Andere Staaten versuchen, das Modell von Dubai zu kopieren, wo fossile Brennstoffe nur noch etwa fünf Prozent der Einnahmen ausmachen. Der überwiegende Teil komme inzwischen aus dem Tourismus sowie von wohlhabenden Einwanderern und Investoren, so Al-Saidi.
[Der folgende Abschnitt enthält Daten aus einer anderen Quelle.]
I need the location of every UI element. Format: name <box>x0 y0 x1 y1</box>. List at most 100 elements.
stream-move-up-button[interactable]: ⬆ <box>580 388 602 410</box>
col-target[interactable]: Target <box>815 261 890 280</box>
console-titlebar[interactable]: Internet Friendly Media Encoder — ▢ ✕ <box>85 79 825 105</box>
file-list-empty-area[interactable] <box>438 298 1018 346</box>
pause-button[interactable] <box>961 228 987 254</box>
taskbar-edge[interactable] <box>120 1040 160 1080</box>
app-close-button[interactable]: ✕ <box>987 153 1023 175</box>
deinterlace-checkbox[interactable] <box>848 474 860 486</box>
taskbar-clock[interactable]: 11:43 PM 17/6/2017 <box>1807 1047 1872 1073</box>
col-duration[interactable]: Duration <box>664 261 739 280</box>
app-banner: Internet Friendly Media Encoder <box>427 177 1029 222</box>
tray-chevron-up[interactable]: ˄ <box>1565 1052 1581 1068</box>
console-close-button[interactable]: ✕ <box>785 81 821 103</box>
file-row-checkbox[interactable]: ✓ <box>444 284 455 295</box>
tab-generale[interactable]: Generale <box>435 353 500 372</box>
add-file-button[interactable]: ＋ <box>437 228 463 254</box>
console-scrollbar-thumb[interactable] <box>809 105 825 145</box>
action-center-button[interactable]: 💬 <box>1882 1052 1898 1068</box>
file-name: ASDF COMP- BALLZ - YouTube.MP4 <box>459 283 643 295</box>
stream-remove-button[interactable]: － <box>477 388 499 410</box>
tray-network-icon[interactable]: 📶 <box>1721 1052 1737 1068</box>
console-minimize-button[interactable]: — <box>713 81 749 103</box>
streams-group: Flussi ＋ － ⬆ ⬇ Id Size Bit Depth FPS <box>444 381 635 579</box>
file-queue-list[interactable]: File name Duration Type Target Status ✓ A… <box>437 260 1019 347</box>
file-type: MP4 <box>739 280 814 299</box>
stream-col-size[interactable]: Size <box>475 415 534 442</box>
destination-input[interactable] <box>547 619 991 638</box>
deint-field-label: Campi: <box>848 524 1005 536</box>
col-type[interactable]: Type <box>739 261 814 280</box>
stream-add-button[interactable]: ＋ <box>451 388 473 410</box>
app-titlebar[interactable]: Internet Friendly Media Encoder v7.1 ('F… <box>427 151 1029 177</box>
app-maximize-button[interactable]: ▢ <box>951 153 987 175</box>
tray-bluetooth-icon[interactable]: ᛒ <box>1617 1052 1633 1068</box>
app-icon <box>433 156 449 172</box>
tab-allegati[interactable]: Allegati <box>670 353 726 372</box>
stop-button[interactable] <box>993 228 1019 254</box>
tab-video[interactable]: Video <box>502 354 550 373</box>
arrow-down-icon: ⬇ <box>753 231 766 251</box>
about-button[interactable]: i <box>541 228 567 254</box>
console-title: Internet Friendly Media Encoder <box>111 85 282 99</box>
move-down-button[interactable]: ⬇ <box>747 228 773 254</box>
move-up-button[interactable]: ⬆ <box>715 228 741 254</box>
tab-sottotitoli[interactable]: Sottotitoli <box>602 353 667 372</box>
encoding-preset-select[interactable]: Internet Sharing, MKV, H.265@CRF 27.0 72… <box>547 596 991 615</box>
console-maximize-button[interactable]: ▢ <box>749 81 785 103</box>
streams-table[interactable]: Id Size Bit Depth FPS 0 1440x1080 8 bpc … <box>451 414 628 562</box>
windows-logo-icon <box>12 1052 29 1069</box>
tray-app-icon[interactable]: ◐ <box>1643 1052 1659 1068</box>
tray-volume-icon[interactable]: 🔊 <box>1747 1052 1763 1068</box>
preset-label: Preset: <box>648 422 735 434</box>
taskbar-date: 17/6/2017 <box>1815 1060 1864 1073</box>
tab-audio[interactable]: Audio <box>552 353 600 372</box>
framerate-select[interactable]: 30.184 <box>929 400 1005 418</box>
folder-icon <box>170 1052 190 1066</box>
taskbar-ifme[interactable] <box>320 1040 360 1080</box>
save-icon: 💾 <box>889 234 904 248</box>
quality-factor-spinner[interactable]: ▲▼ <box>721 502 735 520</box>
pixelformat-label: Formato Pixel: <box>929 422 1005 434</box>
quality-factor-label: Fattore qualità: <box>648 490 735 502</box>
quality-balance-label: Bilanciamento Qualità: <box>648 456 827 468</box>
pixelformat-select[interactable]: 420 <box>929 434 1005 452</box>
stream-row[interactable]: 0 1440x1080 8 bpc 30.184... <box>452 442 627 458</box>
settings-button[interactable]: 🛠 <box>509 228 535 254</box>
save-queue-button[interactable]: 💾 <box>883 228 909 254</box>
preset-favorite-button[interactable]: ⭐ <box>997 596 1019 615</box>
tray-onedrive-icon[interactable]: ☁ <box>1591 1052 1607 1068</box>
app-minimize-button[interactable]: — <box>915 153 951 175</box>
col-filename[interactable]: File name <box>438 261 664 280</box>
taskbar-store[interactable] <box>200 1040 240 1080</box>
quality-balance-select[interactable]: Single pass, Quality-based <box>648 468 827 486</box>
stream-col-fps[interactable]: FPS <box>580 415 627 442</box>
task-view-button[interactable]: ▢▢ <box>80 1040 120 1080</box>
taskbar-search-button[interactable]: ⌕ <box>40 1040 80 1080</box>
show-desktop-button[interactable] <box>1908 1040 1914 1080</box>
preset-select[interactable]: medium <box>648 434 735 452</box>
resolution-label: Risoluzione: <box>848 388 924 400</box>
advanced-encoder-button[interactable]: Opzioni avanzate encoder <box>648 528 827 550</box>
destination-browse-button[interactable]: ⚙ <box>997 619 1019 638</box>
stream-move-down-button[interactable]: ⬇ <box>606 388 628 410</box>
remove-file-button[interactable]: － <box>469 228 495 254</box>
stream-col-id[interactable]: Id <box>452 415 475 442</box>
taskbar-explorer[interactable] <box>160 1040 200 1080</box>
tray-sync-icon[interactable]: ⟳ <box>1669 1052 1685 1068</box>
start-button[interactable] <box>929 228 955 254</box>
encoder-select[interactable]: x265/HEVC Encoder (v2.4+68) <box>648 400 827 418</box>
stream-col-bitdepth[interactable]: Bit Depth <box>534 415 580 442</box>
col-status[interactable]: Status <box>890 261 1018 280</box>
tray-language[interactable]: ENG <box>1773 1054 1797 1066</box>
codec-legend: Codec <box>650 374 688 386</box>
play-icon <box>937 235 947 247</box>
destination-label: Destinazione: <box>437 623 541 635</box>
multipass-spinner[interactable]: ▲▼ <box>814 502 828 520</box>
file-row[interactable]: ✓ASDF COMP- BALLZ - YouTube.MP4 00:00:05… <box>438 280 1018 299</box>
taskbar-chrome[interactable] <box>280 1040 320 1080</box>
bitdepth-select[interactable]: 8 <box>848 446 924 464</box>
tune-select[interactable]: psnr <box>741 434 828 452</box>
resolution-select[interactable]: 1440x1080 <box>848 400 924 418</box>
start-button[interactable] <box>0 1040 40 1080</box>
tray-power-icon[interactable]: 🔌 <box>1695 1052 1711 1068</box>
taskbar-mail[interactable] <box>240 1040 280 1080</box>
Oman kommt offenbar mit der Loslösung seiner Abhängigkeit von fossilen Brennstoffen schneller voran als andere Golfstaaten. Der Anteil des Erdöls am Bruttoinlandsprodukt (BIP) lag dort 2017 noch bei 39 Prozent, soll aber bis 2040 auf 8,4 Prozent gesenkt werden. Der Wirtschaftsschwerpunkt des Landes soll künftig auf Tourismus, Logistik und Produktion liegen.

Auf einem Förderturm auf einem Ölfeld in Saudi-Arabien brennt eine Gasflamme
Öl fördern, um Geld für den Ausstieg aus fossilen Energieträgern zu erwirtschaften? Ein mehr als paradoxes Vorhaben, sagen Klimaorganisationen Bild: ALI HAIDER/EPA/picture alliance / dpa

Doch alle Klima-Ambitionen in der Region beruhen momentan auf dem Modell, die fossilen Brennstoffreserven weiter ausbeuten, um den Übergang zu einer CO2-freien Zukunft zu finanzieren. Für Umweltschützer und Menschenrechtsaktivisten ist das pure Ironie. Agnes Callamard, Generalsekretärin von Amnesty International, hat daher Länder wie Saudi-Arabien dazu aufgerufen, ihre Ölreserven im Boden zu lassen.

"Es ist an der Zeit, dass Saudi-Arabien im Interesse der Menschheit handelt und den Ausstieg aus der Fossilindustrie einleitet, der für die Vermeidung weiterer Klimaschäden unerlässlich ist", kritisierte Callamard bereits Anfang des Jahres.